Blooming time: May–July.
Size: 3’ high x 3’ wide.
USDA zones : 3 to 9
Culture: Sun to half sun, drained soils, soils with some content of rocks, sandy soils, shallow rocky soils. Heavier soils should be improved by adding gravel and sand (dig hole 2 times bigger than plant container or slightly bigger, add gravel, sand and mix well).
Moisture Needs : dry, medium-dry, medium.
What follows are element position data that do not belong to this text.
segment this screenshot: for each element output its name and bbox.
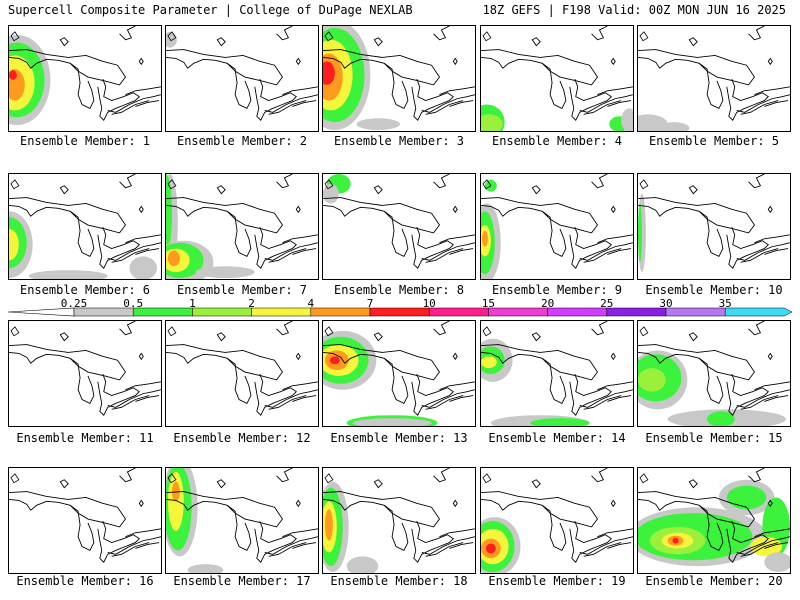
scale-tick-label: 0.25: [60, 297, 88, 310]
great-lakes-map-icon: [323, 468, 475, 573]
scale-segment-7: [488, 307, 548, 317]
valid-time: 18Z GEFS | F198 Valid: 00Z MON JUN 16 20…: [482, 3, 786, 17]
member-label-18: Ensemble Member: 18: [330, 574, 468, 588]
great-lakes-map-icon: [481, 174, 633, 279]
scale-tick-label: 10: [422, 297, 436, 310]
scale-tick-label: 7: [366, 297, 374, 310]
scale-segment-10: [665, 307, 726, 317]
color-scale-bar: [8, 307, 792, 317]
scale-tick-label: 4: [307, 297, 315, 310]
great-lakes-map-icon: [166, 468, 318, 573]
member-label-11: Ensemble Member: 11: [16, 431, 154, 445]
great-lakes-map-icon: [638, 26, 790, 131]
member-panel-19[interactable]: [480, 467, 634, 574]
member-panel-14[interactable]: [480, 320, 634, 427]
member-label-7: Ensemble Member: 7: [176, 283, 308, 297]
member-panel-7[interactable]: [165, 173, 319, 280]
great-lakes-map-icon: [638, 174, 790, 273]
scale-tick-label: 35: [718, 297, 732, 310]
member-panel-12[interactable]: [165, 320, 319, 427]
scale-segment-4: [310, 307, 371, 317]
great-lakes-map-icon: [9, 26, 161, 126]
scale-segment-6: [428, 307, 489, 317]
great-lakes-map-icon: [481, 26, 633, 131]
member-label-20: Ensemble Member: 20: [645, 574, 783, 588]
scale-tick-label: 1: [189, 297, 196, 310]
great-lakes-map-icon: [638, 321, 790, 426]
scale-segment-11: [724, 307, 792, 317]
great-lakes-map-icon: [166, 174, 318, 279]
chart-title: Supercell Composite Parameter | College …: [8, 3, 413, 17]
member-panel-9[interactable]: [480, 173, 634, 280]
great-lakes-map-icon: [9, 174, 161, 279]
great-lakes-map-icon: [323, 321, 475, 426]
scale-segment-5: [369, 307, 430, 317]
member-label-2: Ensemble Member: 2: [176, 134, 308, 148]
member-label-4: Ensemble Member: 4: [491, 134, 623, 148]
member-panel-4[interactable]: [480, 25, 634, 132]
scale-tick-label: 30: [659, 297, 673, 310]
member-panel-13[interactable]: [322, 320, 476, 427]
great-lakes-map-icon: [481, 468, 633, 573]
great-lakes-map-icon: [166, 321, 318, 416]
member-label-15: Ensemble Member: 15: [645, 431, 783, 445]
member-label-5: Ensemble Member: 5: [648, 134, 780, 148]
scale-tick-label: 20: [540, 297, 555, 310]
member-panel-16[interactable]: [8, 467, 162, 574]
scale-tick-label: 25: [600, 297, 614, 310]
scale-tick-label: 2: [248, 297, 255, 310]
member-panel-17[interactable]: [165, 467, 319, 574]
member-panel-3[interactable]: [322, 25, 476, 132]
scale-tick-label: 0.5: [123, 297, 144, 310]
member-panel-5[interactable]: [637, 25, 791, 132]
member-panel-20[interactable]: [637, 467, 791, 574]
member-label-19: Ensemble Member: 19: [488, 574, 626, 588]
member-panel-2[interactable]: [165, 25, 319, 132]
scale-segment-8: [547, 307, 608, 317]
member-panel-1[interactable]: [8, 25, 162, 132]
member-label-6: Ensemble Member: 6: [19, 283, 151, 297]
member-label-13: Ensemble Member: 13: [330, 431, 468, 445]
member-label-14: Ensemble Member: 14: [488, 431, 626, 445]
member-panel-6[interactable]: [8, 173, 162, 280]
member-label-16: Ensemble Member: 16: [16, 574, 154, 588]
member-panel-8[interactable]: [322, 173, 476, 280]
member-label-12: Ensemble Member: 12: [173, 431, 311, 445]
member-panel-18[interactable]: [322, 467, 476, 574]
great-lakes-map-icon: [638, 468, 790, 573]
member-label-17: Ensemble Member: 17: [173, 574, 311, 588]
great-lakes-map-icon: [323, 26, 475, 131]
great-lakes-map-icon: [481, 321, 633, 426]
member-label-8: Ensemble Member: 8: [333, 283, 465, 297]
great-lakes-map-icon: [166, 26, 318, 121]
member-label-1: Ensemble Member: 1: [19, 134, 151, 148]
great-lakes-map-icon: [9, 321, 161, 416]
member-label-10: Ensemble Member: 10: [645, 283, 783, 297]
member-panel-11[interactable]: [8, 320, 162, 427]
great-lakes-map-icon: [9, 468, 161, 563]
member-panel-15[interactable]: [637, 320, 791, 427]
scale-tick-label: 15: [481, 297, 496, 310]
scale-segment-3: [251, 307, 312, 317]
member-panel-10[interactable]: [637, 173, 791, 280]
member-label-3: Ensemble Member: 3: [333, 134, 465, 148]
great-lakes-map-icon: [323, 174, 475, 269]
member-label-9: Ensemble Member: 9: [491, 283, 623, 297]
scale-segment-2: [192, 307, 252, 317]
scale-segment-9: [606, 307, 667, 317]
Very drought tolerant plant.
Origin: native plant to Eastern and central North America, naturally in dry open woods, thickets or dry prairies
Deer/rabbit resistant : young plants need to be protected, because they are grazed by deer and rabbit. Adult plants are safe. Elk, deer, wild turkey, bobwhite quail or cattle may graze on this shrub.
Attracts Butterflies or Pollinators : awesome pollinator plant for native bees, wasps, flies, beetles, hairstreak butterflies and other pollinators. Host plant for caterpillars of several moths, azure butterflies and skippers.